The timeline of executing Jobs and adding Executors is displayed.
When you select Job, Stage and DAG (Directed Acyclic Graph) are displayed as shown below.
WholeStageCodeGen is a process to generate code in Stage units instead of doing it in each process for acceleration.
However, if the generated code is large, JVM don’t run JIT compile, so it seems to be slower.
Stage is an execution unit without shuffle which cost is high, so it is better to be less. If it is due to join, consider adjusting parameters to do Broadcast Hash Join that doesn’t need to shuffle instead.

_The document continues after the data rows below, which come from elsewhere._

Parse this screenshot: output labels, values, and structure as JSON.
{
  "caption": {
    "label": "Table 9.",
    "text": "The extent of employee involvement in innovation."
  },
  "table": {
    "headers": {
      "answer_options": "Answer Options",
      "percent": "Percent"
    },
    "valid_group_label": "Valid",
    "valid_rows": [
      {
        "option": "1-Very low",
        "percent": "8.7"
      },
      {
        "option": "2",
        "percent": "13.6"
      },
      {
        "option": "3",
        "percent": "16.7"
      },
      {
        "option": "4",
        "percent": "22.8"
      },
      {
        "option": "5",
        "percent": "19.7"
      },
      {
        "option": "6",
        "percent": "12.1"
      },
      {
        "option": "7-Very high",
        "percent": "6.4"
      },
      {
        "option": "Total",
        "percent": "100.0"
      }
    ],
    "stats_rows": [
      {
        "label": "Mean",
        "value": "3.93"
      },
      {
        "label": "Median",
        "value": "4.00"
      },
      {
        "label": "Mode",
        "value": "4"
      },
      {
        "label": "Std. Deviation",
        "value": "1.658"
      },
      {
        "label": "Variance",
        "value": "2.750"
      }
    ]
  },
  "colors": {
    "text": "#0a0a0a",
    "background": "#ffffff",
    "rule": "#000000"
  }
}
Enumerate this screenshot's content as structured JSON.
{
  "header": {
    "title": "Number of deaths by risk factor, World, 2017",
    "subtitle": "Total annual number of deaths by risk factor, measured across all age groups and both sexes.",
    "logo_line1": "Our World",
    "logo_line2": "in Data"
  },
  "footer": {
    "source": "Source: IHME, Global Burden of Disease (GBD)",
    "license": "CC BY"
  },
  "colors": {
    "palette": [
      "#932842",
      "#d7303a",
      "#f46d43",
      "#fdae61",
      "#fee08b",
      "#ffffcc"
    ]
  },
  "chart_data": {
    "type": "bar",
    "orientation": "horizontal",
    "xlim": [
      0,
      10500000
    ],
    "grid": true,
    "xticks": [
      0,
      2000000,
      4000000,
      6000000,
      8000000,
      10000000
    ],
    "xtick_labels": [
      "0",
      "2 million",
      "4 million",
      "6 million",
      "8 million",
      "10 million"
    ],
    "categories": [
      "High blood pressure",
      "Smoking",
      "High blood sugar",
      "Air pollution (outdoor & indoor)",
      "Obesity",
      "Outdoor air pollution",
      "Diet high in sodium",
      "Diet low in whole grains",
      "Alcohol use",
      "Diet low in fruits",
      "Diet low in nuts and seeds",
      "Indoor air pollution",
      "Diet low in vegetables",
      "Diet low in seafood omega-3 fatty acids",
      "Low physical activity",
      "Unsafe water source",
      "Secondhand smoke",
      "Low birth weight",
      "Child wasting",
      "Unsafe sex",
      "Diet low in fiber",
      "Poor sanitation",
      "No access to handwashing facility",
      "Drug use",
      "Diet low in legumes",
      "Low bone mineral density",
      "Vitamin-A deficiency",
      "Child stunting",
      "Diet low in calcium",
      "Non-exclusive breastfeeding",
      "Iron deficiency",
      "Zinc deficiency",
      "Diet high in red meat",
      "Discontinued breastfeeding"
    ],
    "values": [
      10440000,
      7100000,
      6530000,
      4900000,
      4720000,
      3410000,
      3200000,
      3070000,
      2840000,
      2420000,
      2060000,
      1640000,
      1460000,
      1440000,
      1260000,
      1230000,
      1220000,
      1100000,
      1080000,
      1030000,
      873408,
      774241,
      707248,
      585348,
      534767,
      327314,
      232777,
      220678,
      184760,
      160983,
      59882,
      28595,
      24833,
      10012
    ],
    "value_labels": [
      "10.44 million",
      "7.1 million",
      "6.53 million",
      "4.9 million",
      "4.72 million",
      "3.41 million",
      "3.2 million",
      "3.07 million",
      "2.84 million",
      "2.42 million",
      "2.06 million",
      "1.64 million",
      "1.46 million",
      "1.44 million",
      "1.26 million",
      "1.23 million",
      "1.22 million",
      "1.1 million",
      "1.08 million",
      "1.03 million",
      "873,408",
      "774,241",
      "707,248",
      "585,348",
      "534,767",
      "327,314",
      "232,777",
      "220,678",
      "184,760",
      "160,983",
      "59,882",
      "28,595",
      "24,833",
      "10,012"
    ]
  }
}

When you select Stage, the Task timeline of each Executor is displayed. Most of the time is spent for computing, and the Task execution time and input records of each Executor are also almost uniform, so appear to be well distributed.
At the SQL tab, you can see the Logical plan of optimized queries, Physical plan that is actual executed, and how long each process takes.